The Life of LUKE NUNNEY
Though drunkenness in itself is a shocking and beastly crime, yet in its consequences it is also often so bloody and inhuman that one would wonder persons of understanding should indulge themselves in a sin at once so odious and so fatal both to body and soul. The instances of persons who have committed murders when drunk, and those accompanied with circumstances of such barbarity as even those persons themselves could not have heard without trembling, are so many and so well known to all of any reading, or who have made any reflection, that I need not dwell longer than the bare narration of this malefactor's misfortunes will detain me, to warn against a vice which makes them always monsters and often murderers.
Luke Nunney, of whom we are to speak, was a young fellow of some parts, and of a tolerable education, his father, at the time of his death, being a shoemaker in tolerable circumstances, and very careful in the bringing up of his children. He was more particularly zealous in affording them due notions of religion, and took abundance of pains himself to inculcate them in their tender years, which at first had so good an effect upon this Luke that his whole thoughts ran upon finding out that method of worship in which he was most likely to please God. Sometimes, though his parents were at the Church of England, he slipped to a Presbyterian Meeting-house, where he was so much affected with the preacher's vehemency in prayer and his plain and pious method of preaching that he often regretted not being bred up in that way, and the loss his parents sustained by their not having a relish for religion ungraced with exterior ornaments. These were his thoughts, and his practice was suitable to them, until the misfortunes of his father obliged him to break up the house, and put Luke out to work at another place.
The men where Nunney went to work were lewd and profligate fellows, always talking idly or lewdly, relating stories of what had passed in the country before they came up to work in London, the intrigues they had had with vicious women, and such loose and unprofitable discourses. This quickly destroyed the former good inclinations of Luke, who first began to waver in religion, and as he had quitted the Church of England to turn to the Dissenters, so now he had some thoughts of leaving them for the Quakers; but after going often to their meetings he professed he thought their behaviour so ridiculous and absurd as not to deserve the name either of religion or Divine worship.

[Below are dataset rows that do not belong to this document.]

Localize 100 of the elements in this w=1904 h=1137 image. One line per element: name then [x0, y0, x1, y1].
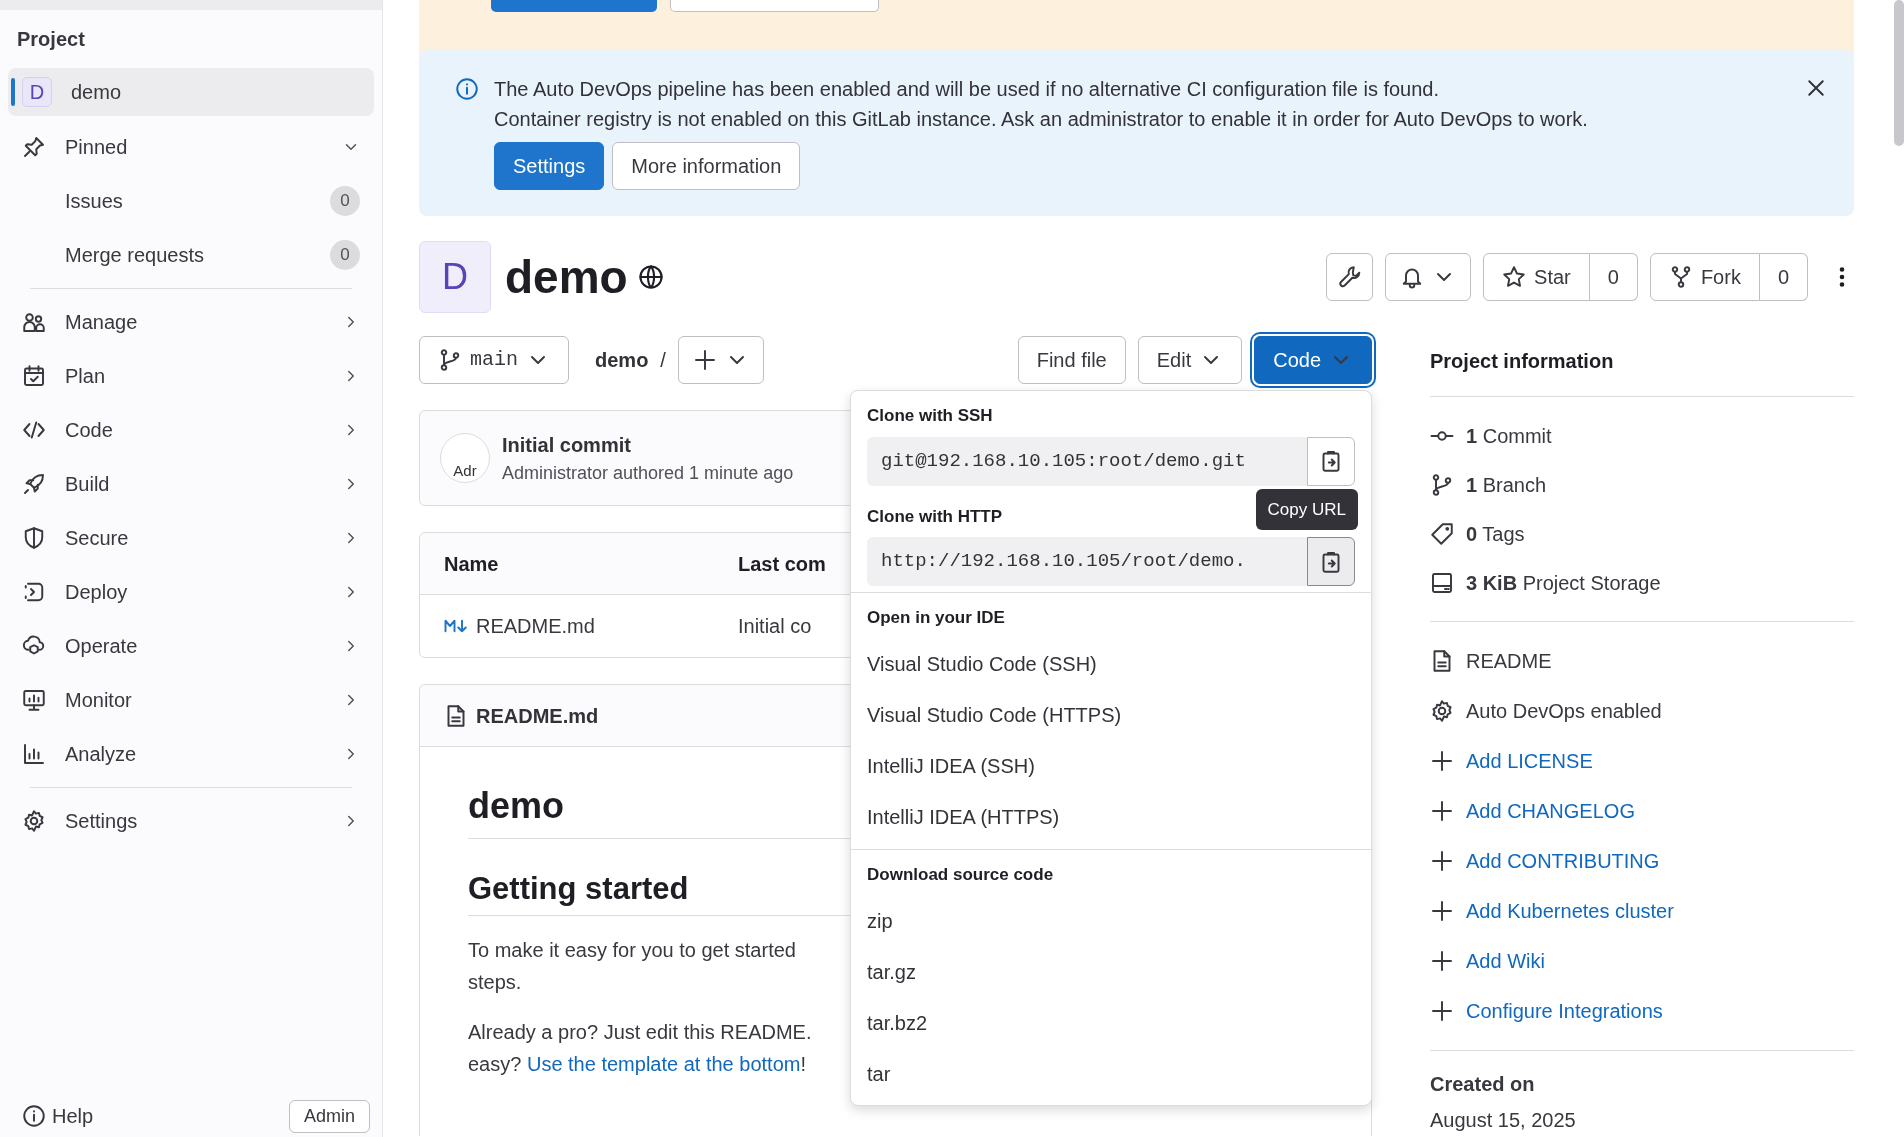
sidebar-item[interactable]: Code [8, 403, 374, 457]
more-information-button[interactable]: More information [612, 142, 801, 190]
count-badge: 0 [330, 240, 360, 270]
shield-icon [22, 526, 46, 550]
section-label: Clone with SSH [866, 405, 994, 427]
add-dropdown[interactable] [677, 336, 764, 384]
clone-url-field[interactable]: git@192.168.10.105:root/demo.git [867, 436, 1307, 486]
menu-item[interactable]: tar.gz [851, 946, 1371, 997]
sidebar-item[interactable]: Secure [8, 511, 374, 565]
rocket-icon [22, 472, 46, 496]
paragraph-line: steps. [468, 970, 522, 996]
plus-icon [1430, 949, 1454, 973]
clone-url-field[interactable]: http://192.168.10.105/root/demo. [867, 537, 1307, 586]
sidebar-item[interactable]: Merge requests 0 [8, 228, 374, 282]
sidebar-item[interactable]: Pinned [8, 120, 374, 174]
menu-item[interactable]: tar.bz2 [851, 997, 1371, 1048]
count-badge: 0 [330, 186, 360, 216]
created-label: Created on [1430, 1072, 1536, 1097]
created-date: August 15, 2025 [1430, 1108, 1577, 1133]
menu-item[interactable]: Visual Studio Code (SSH) [851, 638, 1371, 690]
paragraph-line: easy? Use the template at the bottom! [468, 1052, 806, 1078]
help-link[interactable]: Help [22, 1101, 94, 1131]
fork-count[interactable]: 0 [1759, 253, 1808, 301]
menu-item[interactable]: IntelliJ IDEA (HTTPS) [851, 791, 1371, 843]
help-icon [22, 1104, 46, 1128]
sidebar-item[interactable]: Analyze [8, 727, 374, 781]
project-name: demo [71, 80, 122, 105]
add-link[interactable]: Add Kubernetes cluster [1430, 886, 1854, 936]
add-link[interactable]: Configure Integrations [1430, 986, 1854, 1036]
sidebar-item[interactable]: Build [8, 457, 374, 511]
plus-icon [1430, 799, 1454, 823]
sidebar-title: Project [16, 27, 86, 52]
info-link[interactable]: README [1430, 636, 1854, 686]
tag-icon [1430, 521, 1454, 546]
alert-text: The Auto DevOps pipeline has been enabled and will be used if no alternative CI configuration file is found. [494, 77, 1441, 102]
sidebar-item[interactable]: Issues 0 [8, 174, 374, 228]
panel-title: Project information [1430, 336, 1854, 397]
add-link[interactable]: Add Wiki [1430, 936, 1854, 986]
column-header: Last com [738, 551, 826, 577]
file-link[interactable]: README.md [476, 611, 595, 641]
project-avatar: D [22, 77, 52, 107]
menu-item[interactable]: IntelliJ IDEA (SSH) [851, 740, 1371, 792]
settings-button[interactable] [1326, 253, 1374, 301]
find-file-button[interactable]: Find file [1017, 336, 1126, 384]
template-link[interactable]: Use the template at the bottom [526, 1053, 801, 1076]
table-cell-text: Initial co [738, 614, 812, 639]
plus-icon [1430, 849, 1454, 873]
edit-dropdown[interactable]: Edit [1137, 336, 1243, 384]
info-link[interactable]: Auto DevOps enabled [1430, 686, 1854, 736]
section-label: Clone with HTTP [866, 505, 1004, 528]
menu-item[interactable]: Visual Studio Code (HTTPS) [851, 689, 1371, 741]
commit-meta: authored 1 minute ago [613, 462, 794, 483]
plus-icon [1430, 999, 1454, 1023]
plus-icon [1430, 749, 1454, 773]
settings-icon [1430, 699, 1454, 723]
fork-button[interactable]: Fork [1649, 253, 1760, 301]
sidebar-item[interactable]: Plan [8, 349, 374, 403]
star-count[interactable]: 0 [1589, 253, 1638, 301]
menu-item[interactable]: zip [851, 895, 1371, 946]
branch-icon [438, 348, 462, 372]
stat-link[interactable]: 0 Tags [1430, 509, 1854, 558]
add-link[interactable]: Add CONTRIBUTING [1430, 836, 1854, 886]
commit-title[interactable]: Initial commit [502, 429, 794, 460]
add-link[interactable]: Add LICENSE [1430, 736, 1854, 786]
paragraph-line: To make it easy for you to get started [468, 938, 796, 964]
project-avatar: D [419, 241, 491, 313]
stat-link[interactable]: 1 Commit [1430, 411, 1854, 460]
sidebar-item[interactable]: Deploy [8, 565, 374, 619]
alert-text: Container registry is not enabled on this GitLab instance. Ask an administrator to enable it in order for Auto DevOps to work. [494, 107, 1588, 132]
star-button[interactable]: Star [1483, 253, 1590, 301]
sidebar-item[interactable]: Manage [8, 295, 374, 349]
storage-icon [1430, 570, 1454, 595]
bar-chart-icon [22, 742, 46, 766]
notification-button[interactable] [1385, 253, 1472, 301]
star-icon [1502, 265, 1527, 289]
avatar: Adr [440, 433, 490, 483]
copy-button[interactable] [1307, 436, 1355, 486]
stat-link[interactable]: 1 Branch [1430, 460, 1854, 509]
sidebar-project-item[interactable]: D demo [8, 68, 374, 116]
plus-icon [1430, 899, 1454, 923]
menu-item[interactable]: tar [851, 1048, 1371, 1099]
path-separator: / [660, 348, 666, 373]
tooltip: Copy URL [1255, 488, 1358, 530]
branch-dropdown[interactable]: main [419, 336, 569, 384]
monitor-icon [22, 688, 46, 712]
project-title: demo [505, 249, 628, 305]
plus-icon [692, 348, 717, 372]
add-link[interactable]: Add CHANGELOG [1430, 786, 1854, 836]
settings-button[interactable]: Settings [494, 142, 605, 190]
section-label: Download source code [866, 863, 1055, 886]
admin-button[interactable]: Admin [288, 1099, 370, 1133]
breadcrumb-link[interactable]: demo [595, 345, 649, 375]
section-label: Open in your IDE [866, 607, 1006, 629]
globe-icon [637, 264, 664, 290]
stat-link[interactable]: 3 KiB Project Storage [1430, 558, 1854, 607]
info-icon [455, 77, 479, 101]
sidebar-item[interactable]: Monitor [8, 673, 374, 727]
sidebar-item[interactable]: Settings [8, 794, 374, 848]
author-link[interactable]: Administrator [502, 462, 609, 483]
sidebar-item[interactable]: Operate [8, 619, 374, 673]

His instability of mind pressed him also to go out into the world, for it appeared to him a great evil that while all the rest of his companions were continually discoursing of their adventures, he should have none to mention of his own. Some of them, also, having slightingly called him Cockney and reproaching him with never having been seven miles from London, he remembered that his father had some near relations in the west of England, so he took a sudden resolution of going down thither to work at his trade. Full of these notions he went over one evening pretty late with his brother to Southwark, and meeting there with an acquaintance who would needs make him drink, they stayed pretty long at the house, insomuch that Luke got very drunk, and being always quarrelsome when he had liquor, insulted and abused everybody in the room. As he was quarrelling particularly with one James Young, William Bramston who stood by, came up and desired him to be quiet, advised him to go home with his company, and not stay and make a disturbance where nobody had a mind to quarrel but himself. Without making any reply Luke struck him a blow on the face. Bramston thereupon held up his fist as if he would have struck him, but did not. However Nunney struck him again and pushed him forwards, upon which Bramston reeled, cried out he was stabbed and a dead man, that Nunney was the person who gave him the wound, and Luke thereupon (drunk as he was) attempted to run away.
Upon this he was apprehended, committed prisoner to Newgate, and the next sessions, on the evidence of such of his companions as were present, he was convicted and received sentence of death. He behaved himself from that time as a person who had as little desire as hopes of continuing in the world, enquired diligently both of the Ordinary and of the man who was under sentence with him, how he should prepare himself for his latter end, coming constantly to chapel, and praying regularly at all times. Yet at the place of execution he declared himself a Papist. He added, that at the time the murder was committed he had no knife nor could he imagine how it was done, being so drunk that he knew nothing that had happened until the morning, when he found himself in custody. He was about twenty years of age at the time of his suffering on the 25th of May, 1723.